Dans les pays où des programmes de dépistage ont été mis sur pied, par exemple le Royaume-Uni, les défenseurs de ces programmes font généralement valoir que le taux de mastectomie est moins élevé chez les femmes qui ont subi un examen de dépistage que chez celles qui ont refusé ce type d’examen. Cette comparaison n’est toutefois pas valable d’un point de vue scientifique, car elle ne tient pas compte du fait que les femmes qui se rendent dans une clinique pour un dépistage sont généralement plus soucieuses de leur santé, plus riches et plus en maîtrise d’elles-mêmes, c’est-à-dire de façon générale plus en santé que celles ne participant pas aux programmes de dépistage. Il ne s’agit donc pas de deux populations comparables.

Les défenseurs de la pratique du dépistage prétendent aussi qu’une détection précoce permet d’accroître le temps de survie. Dans les faits, une détection précoce ne peut, par rapport à une détection faite plus tard en clinique, qu’augmenter le nombre d’années durant lesquelles une femme vivra avec la conscience d’être atteinte d’un cancer du sein.

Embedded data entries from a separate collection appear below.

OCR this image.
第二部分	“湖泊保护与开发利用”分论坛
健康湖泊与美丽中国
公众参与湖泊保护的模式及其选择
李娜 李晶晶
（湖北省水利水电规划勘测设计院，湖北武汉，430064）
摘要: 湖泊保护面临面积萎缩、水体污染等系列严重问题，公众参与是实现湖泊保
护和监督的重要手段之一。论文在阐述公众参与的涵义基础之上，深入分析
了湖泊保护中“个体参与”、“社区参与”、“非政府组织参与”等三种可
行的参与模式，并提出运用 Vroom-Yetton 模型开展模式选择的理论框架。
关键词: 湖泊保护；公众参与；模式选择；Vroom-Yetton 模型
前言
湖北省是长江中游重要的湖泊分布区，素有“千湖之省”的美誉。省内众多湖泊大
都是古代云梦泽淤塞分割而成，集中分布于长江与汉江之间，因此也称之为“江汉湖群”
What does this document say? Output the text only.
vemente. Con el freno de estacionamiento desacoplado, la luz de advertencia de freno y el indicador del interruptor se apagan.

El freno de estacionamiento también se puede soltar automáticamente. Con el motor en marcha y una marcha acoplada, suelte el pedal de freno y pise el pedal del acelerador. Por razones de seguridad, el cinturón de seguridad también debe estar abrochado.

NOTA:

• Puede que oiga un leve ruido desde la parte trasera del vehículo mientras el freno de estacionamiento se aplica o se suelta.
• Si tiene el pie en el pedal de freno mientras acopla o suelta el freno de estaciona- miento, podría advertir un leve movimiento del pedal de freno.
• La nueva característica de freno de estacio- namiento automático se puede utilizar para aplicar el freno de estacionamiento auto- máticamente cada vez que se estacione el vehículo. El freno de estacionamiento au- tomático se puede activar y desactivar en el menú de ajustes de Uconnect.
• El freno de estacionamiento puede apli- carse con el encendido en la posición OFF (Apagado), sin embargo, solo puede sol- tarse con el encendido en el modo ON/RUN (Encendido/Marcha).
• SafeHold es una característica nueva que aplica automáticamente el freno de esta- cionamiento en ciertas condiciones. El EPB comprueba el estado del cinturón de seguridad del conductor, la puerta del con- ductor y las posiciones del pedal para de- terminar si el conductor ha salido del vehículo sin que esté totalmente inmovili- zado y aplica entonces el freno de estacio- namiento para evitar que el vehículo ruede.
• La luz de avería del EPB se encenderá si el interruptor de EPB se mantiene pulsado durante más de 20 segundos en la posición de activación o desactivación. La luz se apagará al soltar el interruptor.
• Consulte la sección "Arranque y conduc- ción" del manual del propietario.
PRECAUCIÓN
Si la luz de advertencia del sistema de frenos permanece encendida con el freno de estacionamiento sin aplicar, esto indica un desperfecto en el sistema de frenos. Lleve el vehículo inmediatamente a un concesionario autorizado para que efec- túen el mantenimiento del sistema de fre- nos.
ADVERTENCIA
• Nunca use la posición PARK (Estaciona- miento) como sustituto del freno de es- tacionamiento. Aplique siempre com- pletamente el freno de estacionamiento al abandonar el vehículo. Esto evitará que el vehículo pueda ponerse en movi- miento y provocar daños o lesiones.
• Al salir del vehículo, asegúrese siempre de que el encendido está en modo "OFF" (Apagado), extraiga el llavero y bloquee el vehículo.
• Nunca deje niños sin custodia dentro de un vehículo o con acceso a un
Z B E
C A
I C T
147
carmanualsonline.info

En effet, si la femme décède de son cancer, une détection précoce ne lui aura en rien permis de gagner des années supplémentaires de vie.

L’évaluation des avantages du dépistage devrait avoir pour principale conclusion que cette pratique entraîne une diminution du taux de mortalité attribuable au cancer du sein ou, encore mieux, attribuable à toute cause. Il n’a toutefois jamais été démontré que le dépistage permettait réellement de réduire le taux de mortalité en général. De plus, lorsque des femmes reçoivent un faux diagnostic de cancer du sein, elles sont tout aussi faussement considérées comme des survivantes à long terme de la maladie.

Finalement, au cœur de cet ensemble de données qui sont aussi probantes que complexes, il y a la question des conflits d’intérêts, qu’on se saurait passer sous silence. Depuis des décennies, l’industrie de l’imagerie médicale critique vertement sur la place publique chaque groupe de spécialistes qui ose évaluer l’efficacité du dépistage précoce, comme l’ont fait les NIH Consensus Conferences, la Cochrane Collaboration, le Groupe d’étude canadien sur les soins de santé préventifs et la United States Preventive Services Task Force (tous des groupes indiscutablement objectifs, multidisciplinaires et composés d’experts). Les recommandations formulées par ces groupes étaient en contradiction avec les intérêts de l’industrie.

Il n’est donc pas étonnant que le public ait de la difficulté à s’y retrouver.

La vérité qui se dégage de quarante ans de recherche de qualité est aujourd’hui sans ambiguïté possible : les effets bénéfiques possibles du dépistage par mammographie sont minimes, alors que les inconvénients sont considérables pour tous les groupes d’âge, et plus particulièrement celui des femmes dans la quarantaine.

En un mot, le dépistage par mammographie, dont l’objectif est de faire diminuer le nombre de décès liés au cancer du sein grâce à un dépistage précoce de la maladie, n’ajoute rien à l’efficacité des traitements et d’une sensibilisation accrue.

Cornelia Baines est professeure émérite à la Dalla Lana School of Public Health de l’Université de Toronto et œuvre à titre d’experte-conseil auprès d’EvidenceNetwork.ca, une ressource en ligne complète et indépendante mise sur pied afin d’aider les journalistes à mieux couvrir les enjeux liés à la santé au Canada.